The narrow inner city street has a contrast of industrial and residential uses however this is the first house in the street within an industrial building. The existing 300 square metre warehouse had a private rear yard behind full height metal sliding doors. A dividing wall through the existing warehouse facilitated sufficient space for two new dwellings.

The change has maintained much of the former industrial building's character. The original street frontage is fully intended to dramatically contrast with the unexpected interior which retains the former character whilst meeting the demands for accommodating a young family.

Through-views from street to rear were crucial to maintaining the depth of space that was a privilege to inherit in the existing building. Most internal walls run parallel to the through views and establish a physical reverberation off the central wall between the two new dwellings. Closed rooms such as the upper level bedrooms run along the dividing wall. In contrast the opposite side wall is relatively intact and runs along larger spaces which capture the openness of the warehouse.

New steel beams span the full length of the interior to establish a new upper floor, the underside of which reveals exposed floor beams with long stripes of continuous diffused fluorescent lighting.

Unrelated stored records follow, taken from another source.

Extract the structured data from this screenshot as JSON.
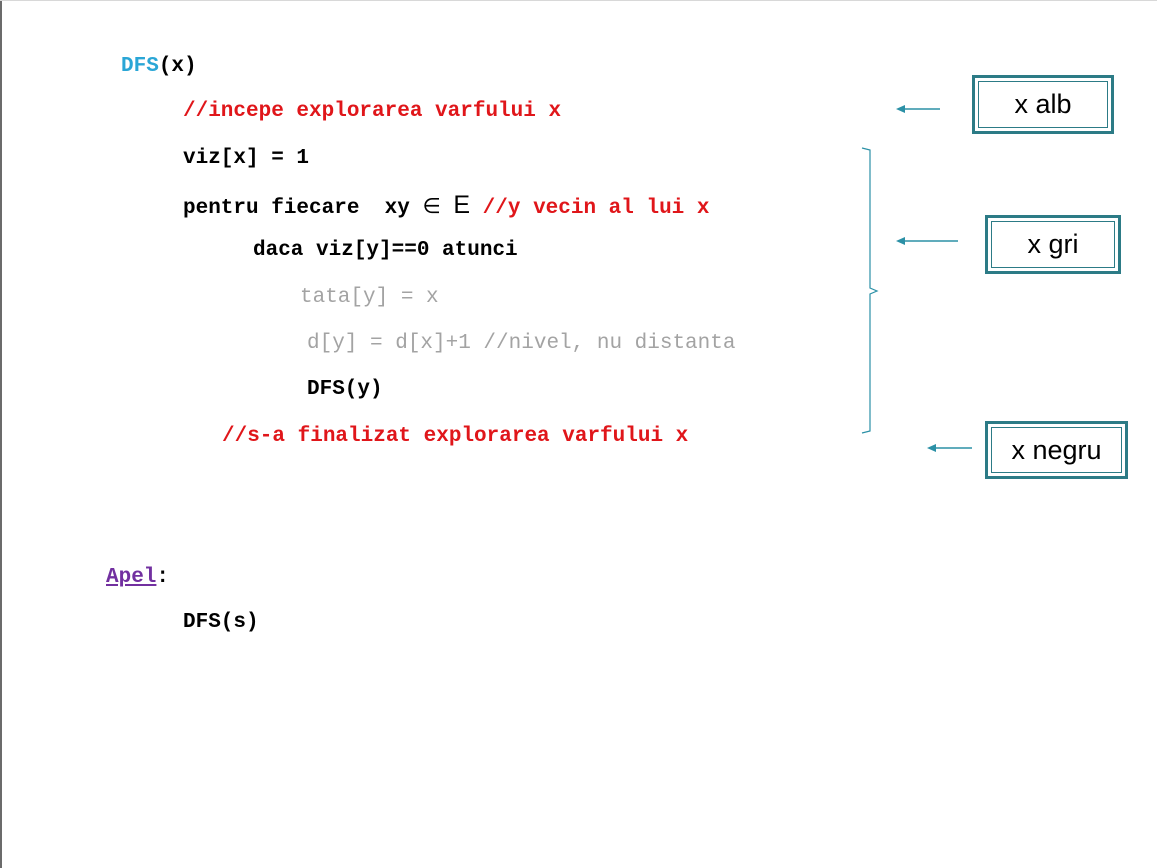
{
  "code": {
    "header": {
      "name": "DFS",
      "args": "(x)"
    },
    "comment_start": "//incepe explorarea varfului x",
    "viz_set": "viz[x] = 1",
    "for_each": {
      "prefix": "pentru fiecare  xy ",
      "elem_symbol": "∈",
      "set_name": "E",
      "comment": "//y vecin al lui x"
    },
    "if_line": "daca viz[y]==0 atunci",
    "parent_line": "tata[y] = x",
    "distance_line": "d[y] = d[x]+1 //nivel, nu distanta",
    "recursive_call": "DFS(y)",
    "comment_end": "//s-a finalizat explorarea varfului x"
  },
  "call_section": {
    "label": "Apel",
    "colon": ":",
    "invocation": "DFS(s)"
  },
  "states": {
    "white": "x alb",
    "gray": "x gri",
    "black": "x negru"
  },
  "colors": {
    "keyword": "#2aa6d6",
    "comment": "#e0161a",
    "muted": "#a3a3a3",
    "call_label": "#7230a0",
    "box_border": "#2c7b86",
    "arrow": "#2b90a6"
  }
}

The upper floor is more refined - a lime-stained timber and wall finish reflects the increased natural light from the saw-tooth windows. The internal duality is furthered by the sense of elevation in the original space being enhanced by sky-views from within soft white plasterboard-lined bedrooms in contrast to the industrial aesthetic of galvanised metal sheet and formwork ply used throughout the open spaces.


Sections of expanded metal subtly disguise two new introduced north-facing skylights and enable the perceived retention of natural lighting effect via the original south-facing highlight windows whilst providing new light sources. The directional slippage in the expanded sheet on the raked ceiling ensures low-level winter sun is permitted and cutting out the higher-angled summer sun. This directional quality of the sheet is used in screen walls to the bedroom level, thus managing privacy via imperceptible changes in the direction of the grain of the expanded metal sheet.

Despite it's rawness, a playful character is present, such as rock climbing grips as door handles and the existing metal clad rear wall which can slide open to reveal the large internal space to the secluded rear yard - seemingly can-opened to form new windows with fold-out blinkers on the exterior like an advent calendar.